Re: Cannot access web management interface from a routed VLAN
Should I create another routed vlan in the 10.X.X.X. subnet range first and then change the vlan PVID to this routed vlan, or just change the web management interface ip first to a 10.X.X,.X subnet , then create a routed vlan in that subnet, then change the management vlan id of 1 to the new routed vlan pvid?
You may create another VLAN, let say for example: VLAN10 which is going to be within the 1010.0.0.x subnet range.
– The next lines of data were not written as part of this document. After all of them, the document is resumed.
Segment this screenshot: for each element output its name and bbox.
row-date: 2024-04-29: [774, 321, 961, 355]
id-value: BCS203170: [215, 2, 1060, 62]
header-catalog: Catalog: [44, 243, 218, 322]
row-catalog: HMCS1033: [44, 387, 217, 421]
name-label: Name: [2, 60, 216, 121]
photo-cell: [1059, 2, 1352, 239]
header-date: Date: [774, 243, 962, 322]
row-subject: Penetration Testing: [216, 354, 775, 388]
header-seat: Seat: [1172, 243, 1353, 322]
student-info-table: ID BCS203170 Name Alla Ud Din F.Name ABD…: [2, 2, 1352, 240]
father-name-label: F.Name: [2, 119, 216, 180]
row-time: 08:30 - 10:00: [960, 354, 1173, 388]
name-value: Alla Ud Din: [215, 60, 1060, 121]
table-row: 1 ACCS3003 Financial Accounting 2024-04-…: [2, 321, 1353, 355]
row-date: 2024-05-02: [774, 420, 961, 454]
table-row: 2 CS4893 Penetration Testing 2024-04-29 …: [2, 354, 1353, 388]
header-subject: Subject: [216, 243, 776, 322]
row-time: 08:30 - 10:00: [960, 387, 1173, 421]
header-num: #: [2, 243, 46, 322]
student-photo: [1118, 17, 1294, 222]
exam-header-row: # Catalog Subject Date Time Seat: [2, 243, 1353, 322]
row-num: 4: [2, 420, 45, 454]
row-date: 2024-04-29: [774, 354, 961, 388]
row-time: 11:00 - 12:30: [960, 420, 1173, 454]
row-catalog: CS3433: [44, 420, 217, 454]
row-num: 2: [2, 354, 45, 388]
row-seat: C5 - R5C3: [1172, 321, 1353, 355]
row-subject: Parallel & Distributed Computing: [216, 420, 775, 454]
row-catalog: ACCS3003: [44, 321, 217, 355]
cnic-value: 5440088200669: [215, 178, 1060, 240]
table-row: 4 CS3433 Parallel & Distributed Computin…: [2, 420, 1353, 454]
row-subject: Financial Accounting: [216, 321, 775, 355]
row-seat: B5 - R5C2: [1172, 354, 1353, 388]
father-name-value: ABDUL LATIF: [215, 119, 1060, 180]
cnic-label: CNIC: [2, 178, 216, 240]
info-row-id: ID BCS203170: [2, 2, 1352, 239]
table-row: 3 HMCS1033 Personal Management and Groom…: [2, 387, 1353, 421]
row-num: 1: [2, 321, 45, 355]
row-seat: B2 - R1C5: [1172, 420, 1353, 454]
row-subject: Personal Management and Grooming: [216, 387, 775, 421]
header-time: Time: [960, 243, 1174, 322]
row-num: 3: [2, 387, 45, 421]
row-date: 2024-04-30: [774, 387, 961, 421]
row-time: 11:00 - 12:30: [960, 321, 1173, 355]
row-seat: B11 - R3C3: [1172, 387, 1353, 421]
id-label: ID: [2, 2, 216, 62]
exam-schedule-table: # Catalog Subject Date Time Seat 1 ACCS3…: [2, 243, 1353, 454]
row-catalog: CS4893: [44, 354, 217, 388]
Then assign port(s) to VLAN10 then change the port PVID to 10 then change the management VLAN to VLAN10. Lastly, make sure to set the IP Address to the 10.0.0.x subnet range.
Test it by connecting a PC to the port(s) assigned on VLAN10 and check that the PC is within the 10.0.0.x subnet range and you should be able to get a reply when you ping the IP Address you have assigned on the switch.
Re: Cannot access web management interface from a routed VLAN
Still cannot get the management vlan to change to a Layer 3 vlan, regardless of what RFC1918 address I use. However, I can now access the webgui from any of the ip addresses of the routed vlans, so there is no need to configure the management vlan to be accessible from any of the routed vlans. The issue was local to some of the pc's, these addresses had to be exempt from the proxy configuration for local LAN access.
Thanks for your time and patience resolving this issue.